I have following questions about above problem:
1: Why model data is so small and why I'm getting predictions only for a
couple of items?
2: Is this event data quality problem? If yes, How can I test and improve
the data quality?
3: Is it safe to remove old duplicate set events with MySQL query and leave
only the latest set event for item? Will it help regarding data quality?
4: I see different settings for ALS algorithm in engine.json file. Can
tweaking those settings in someway help? Are those settings explained
somewhere?

Currently my ALS algorithm settings looks like this:

"algorithms": [
    {
      "name": "als",
      "params": {
        "rank": 10,
        "numIterations" : 10,
        "lambda": 0.01,
        "seed": 3
      }
    }
  ]


Many thanks for your time and suggestions.

Best,
Tahir

Re: Very few predictions

Posted by Kenneth Chan <ke...@apache.org>.
1: Why model data is so small and why I'm getting predictions only for a
couple of items?

the model size depends on number of items. It only save the "item-vector"
of each item.

2: Is this event data quality problem? If yes, How can I test and improve
the data quality?

could be because your data is too sparse. One way to investigate is to open
the engine page (http://localhost:8000 by default) after you run 'pio
deploy' the engine.
and see the printed model output
You should see the info here. take a look the size of "productFeatures".
https://github.com/PredictionIO/template-scala-parallel-similarproduct/blob/develop/src/main/scala/ALSAlgorithm.scala#L30
after

3: Is it safe to remove old duplicate set events with MySQL query and leave
only the latest set event for item? Will it help regarding data quality?

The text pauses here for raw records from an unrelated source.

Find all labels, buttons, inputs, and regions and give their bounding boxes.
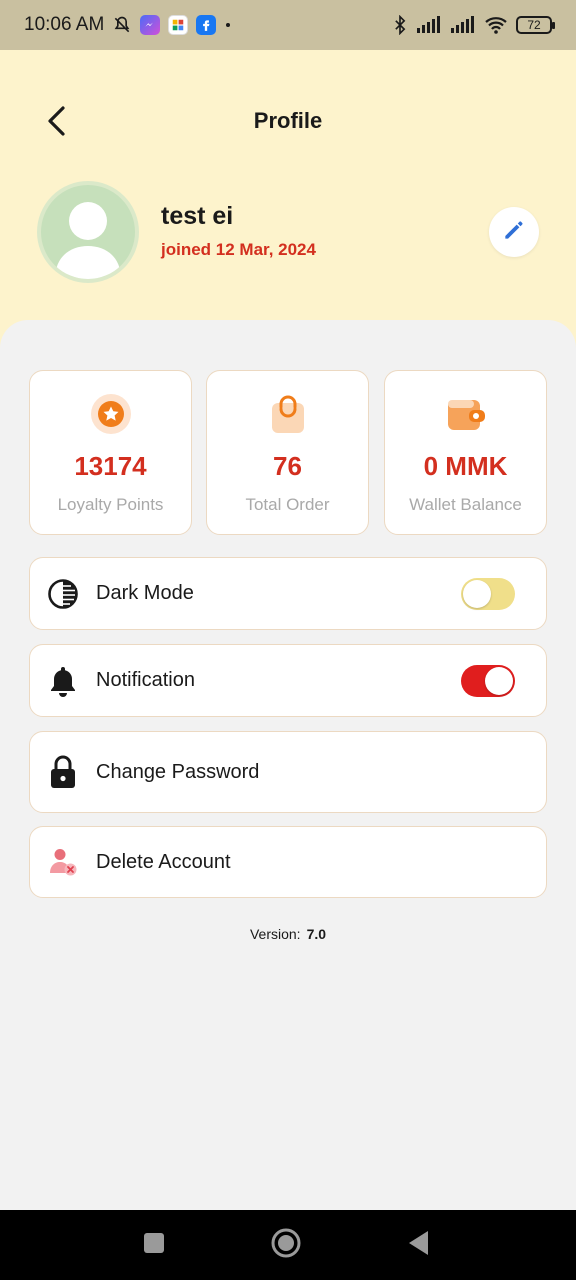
system-back-button[interactable] <box>401 1228 435 1262</box>
star-badge-icon <box>30 393 191 435</box>
joined-date: joined 12 Mar, 2024 <box>161 240 316 259</box>
dark-mode-label: Dark Mode <box>96 582 194 604</box>
home-button[interactable] <box>269 1228 303 1262</box>
stat-label: Loyalty Points <box>57 495 164 514</box>
dark-mode-row: Dark Mode <box>29 557 547 630</box>
user-silhouette-icon <box>55 202 121 279</box>
stat-label: Wallet Balance <box>409 495 522 514</box>
bell-icon <box>46 664 80 698</box>
app-icon <box>168 15 189 35</box>
version-value: 7.0 <box>306 926 327 942</box>
wallet-icon <box>385 393 546 435</box>
back-button[interactable] <box>36 105 76 141</box>
loyalty-points-card[interactable]: 13174 Loyalty Points <box>29 370 192 535</box>
messenger-icon <box>140 15 161 35</box>
stat-value: 0 MMK <box>423 451 508 481</box>
app-version: Version: 7.0 <box>0 926 576 942</box>
contrast-icon <box>46 577 80 611</box>
stat-value: 13174 <box>74 451 147 481</box>
square-icon <box>143 1232 165 1259</box>
signal-icon <box>416 16 442 34</box>
delete-account-label: Delete Account <box>96 850 231 873</box>
status-bar: 10:06 AM 72 <box>0 0 576 50</box>
home-circle-icon <box>270 1227 302 1264</box>
dark-mode-toggle[interactable] <box>461 577 515 610</box>
signal-icon-2 <box>450 16 476 34</box>
status-time: 10:06 AM <box>24 14 105 35</box>
version-label: Version: <box>249 926 301 942</box>
toggle-knob <box>485 666 513 695</box>
avatar <box>37 181 139 283</box>
system-navigation-bar <box>0 1210 576 1280</box>
notification-toggle[interactable] <box>461 664 515 697</box>
notification-label: Notification <box>96 669 195 691</box>
change-password-row[interactable]: Change Password <box>29 731 547 813</box>
wifi-icon <box>484 15 508 35</box>
shopping-bag-icon <box>207 393 368 435</box>
notification-row: Notification <box>29 644 547 717</box>
back-triangle-icon <box>407 1230 429 1261</box>
stat-label: Total Order <box>245 495 330 514</box>
facebook-icon <box>196 15 217 35</box>
edit-profile-button[interactable] <box>489 207 539 257</box>
wallet-balance-card[interactable]: 0 MMK Wallet Balance <box>384 370 547 535</box>
lock-icon <box>46 755 80 789</box>
stat-value: 76 <box>273 451 302 481</box>
muted-bell-icon <box>112 15 132 35</box>
page-title: Profile <box>253 108 323 133</box>
user-name: test ei <box>161 202 234 230</box>
back-arrow-icon <box>45 105 67 142</box>
pencil-icon <box>501 217 527 248</box>
battery-icon: 72 <box>516 16 555 34</box>
toggle-knob <box>463 579 491 608</box>
bluetooth-icon <box>392 15 408 35</box>
delete-account-row[interactable]: Delete Account <box>29 826 547 898</box>
dot-icon <box>224 21 232 29</box>
change-password-label: Change Password <box>96 760 260 783</box>
delete-user-icon <box>46 845 80 879</box>
total-order-card[interactable]: 76 Total Order <box>206 370 369 535</box>
recent-apps-button[interactable] <box>137 1228 171 1262</box>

yes. it's safe. (this template doesn't rely on the state change of item
properties info to train model)

4: I see different settings for ALS algorithm in engine.json file. Can
tweaking those settings in someway help? Are those settings explained
somewhere?

see here
http://spark.apache.org/docs/1.6.2/mllib-collaborative-filtering.html#collaborative-filtering



On Mon, Sep 26, 2016 at 3:44 AM, Tahir Mushtaq <mu...@architonic.com>
wrote:

> Hi everyone,
>
> I am using SimilarProducts template. I have around 3 millions of event
> data for about 180k unique items, which is collected in 2 months of period.
> Original event data size is about 900MB, but after training, model data
> size shrinks to only 16KB. And when I try to get predictions, I receive
> predictions only for 15 items.
>
> I have only $set and view events in my event store, which looks like
> following.
>
>
> {
>   "event" : "$set",
>   "entityType" : "item",
>   "entityId" : "someEntityId",
>   "properties" : {
>     "property1" : "property1_value",
>     "property2" : "property2_value"
>   }
> }
>
>
> {
>   "event" : "view",
>   "entityType" : "user",
>   "entityId" : "userSessionId",
>   "targetEntityType" : "item",
>   "targetEntityId" : "someTargetEntityId",
>   "properties" : {}
> }
>
>
>
> Few facts about my implementation:
> - I have removed the requirement in engine template to set user before
> user can view the item, as described here https://github.com/apache/
> incubator-predictionio/tree/develop/examples/scala-
> parallel-similarproduct/no-set-user
> - Since I dont want to track users, Im using session id of the user as the
> entityId in view event.
> - In my case I cannot track if an item is already set in event store or
> not. for this reason, I'm setting the item before each view event every
> time. As I read many times in forums that it does not affect predictions,
> if an item has multiple set events.
> - I'm using MySQL to store everything (event data, model data, metadata
> etc.) because of certain requirements.
>
> I have following questions about above problem:
> 1: Why model data is so small and why I'm getting predictions only for a
> couple of items?
> 2: Is this event data quality problem? If yes, How can I test and improve
> the data quality?
> 3: Is it safe to remove old duplicate set events with MySQL query and
> leave only the latest set event for item? Will it help regarding data
> quality?
> 4: I see different settings for ALS algorithm in engine.json file. Can
> tweaking those settings in someway help? Are those settings explained
> somewhere?
>
> Currently my ALS algorithm settings looks like this:
>
> "algorithms": [
>     {
>       "name": "als",
>       "params": {
>         "rank": 10,
>         "numIterations" : 10,
>         "lambda": 0.01,
>         "seed": 3
>       }
>     }
>   ]
>
>
> Many thanks for your time and suggestions.
>
> Best,
> Tahir
>